So we need DCMA 2.0?
I would take a raincheck on that. DCMA 1.0 as for as I can see has only benefited large US corporations while making large inroads into the Public Domain, even challenging the validity of the concept itself.
I could see from a lot of ill considered and rash ideas from those affected (creators, copyright owners) being shanghaied by the "perpetrators" to produce a model where everything has a copyright (IP) owner or a deemed owner which effectively extinguishes the "Public Domain."
There is a fundamental conceptual problem here. If I were to consult the vast online open access resources available for programming or network technology, I would have internalized that (often copyrighted) content and I then might proceed to obtaining paid employment using that knowledge - this is considered fair dealing. [In my case the dead tree network was my source of this information but the principles are not too dissimilar.]
The conceptual problem I see is: how is my reading and internalizing a web page manifestly different from a LLM being trained with the same page? In neither case are the page's contents reproduced or stored the LLM or my brain (I don't have an eidetic memory.) To the extent that the source content could be reproduced from within an LLM I would guess would be no more than is permitted by the far dealing provisions of the Copyright Act.
When content is published the creator, owner and publisher can (or should be able to) jointly or severally specifiy permitted access and subsequent use of the published material. Any breach or dispute should have a simple, low cost process available to the parties to obtain timely remedy (with very limited recourse to judicial appeal procedures.)

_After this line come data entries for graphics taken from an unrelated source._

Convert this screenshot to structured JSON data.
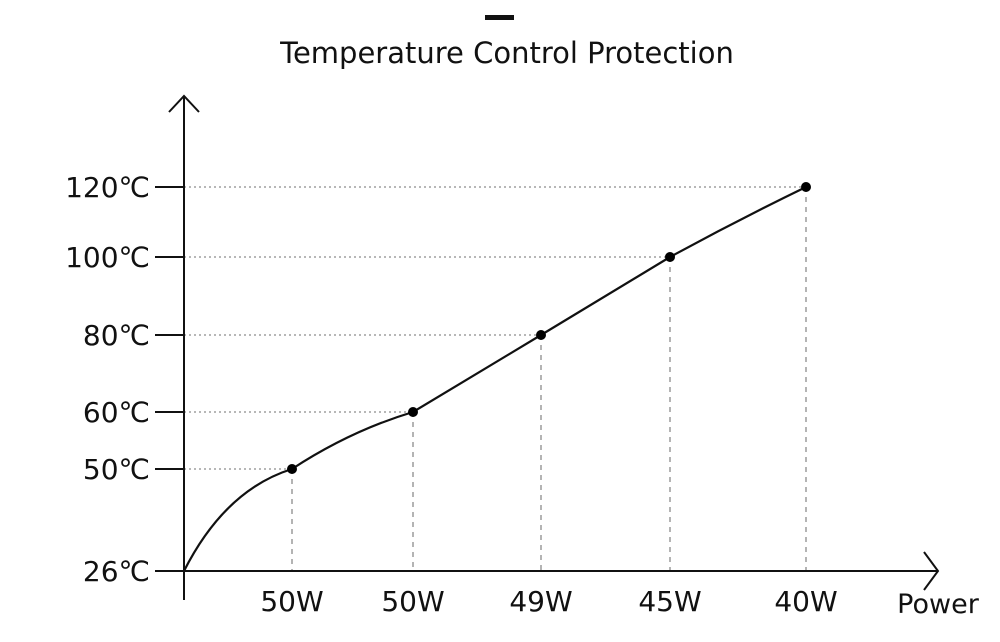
{
  "chart_data": {
    "type": "line",
    "title": "Temperature Control Protection",
    "xlabel": "Power",
    "ylabel": "",
    "categories": [
      "50W",
      "50W",
      "49W",
      "45W",
      "40W"
    ],
    "y_ticks": [
      {
        "value": 26,
        "label": "26℃"
      },
      {
        "value": 50,
        "label": "50℃"
      },
      {
        "value": 60,
        "label": "60℃"
      },
      {
        "value": 80,
        "label": "80℃"
      },
      {
        "value": 100,
        "label": "100℃"
      },
      {
        "value": 120,
        "label": "120℃"
      }
    ],
    "series": [
      {
        "name": "Temperature",
        "start_value": 26,
        "values": [
          50,
          60,
          80,
          100,
          120
        ]
      }
    ],
    "grid": "dashed guide lines at data points",
    "colors": {
      "line": "#111111",
      "grid": "#8c8c8c",
      "point": "#000000",
      "background": "#ffffff"
    }
  }
}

Currently I don't think there are any real sanctions available to site owners whose site has been indexed by a web crawler that ignored their Robots.txt.
That would be a breach of a publisher's permitted access and permitted use (indexing.)
The content's licence normally specifies the owner and/or creator's restrictions and permissions.
A fairly simple example I would consider is where I train a LLM on the entire Public Domain corpus of The Gutenberg Project say from an offline resource (eg their 2010 DVD.)
From my reading of Gutenberg's T&C I think I would not be in conflict with any of those provisions.
Posing rhetorical questions I would ask what moral or ethical lines will I have crossed at that point? And when I provide free, open access to my trained LLM? Finally when I place a paywall in front of my LLM?
Finally how does one legislate ethics and morality? Extant attempts are without exception cures disastrously worse than the disease.
Personally I would prefer this whole Al circus would disappear up its own arse taking its entire troupe of AI snake oil peddling clowns with it.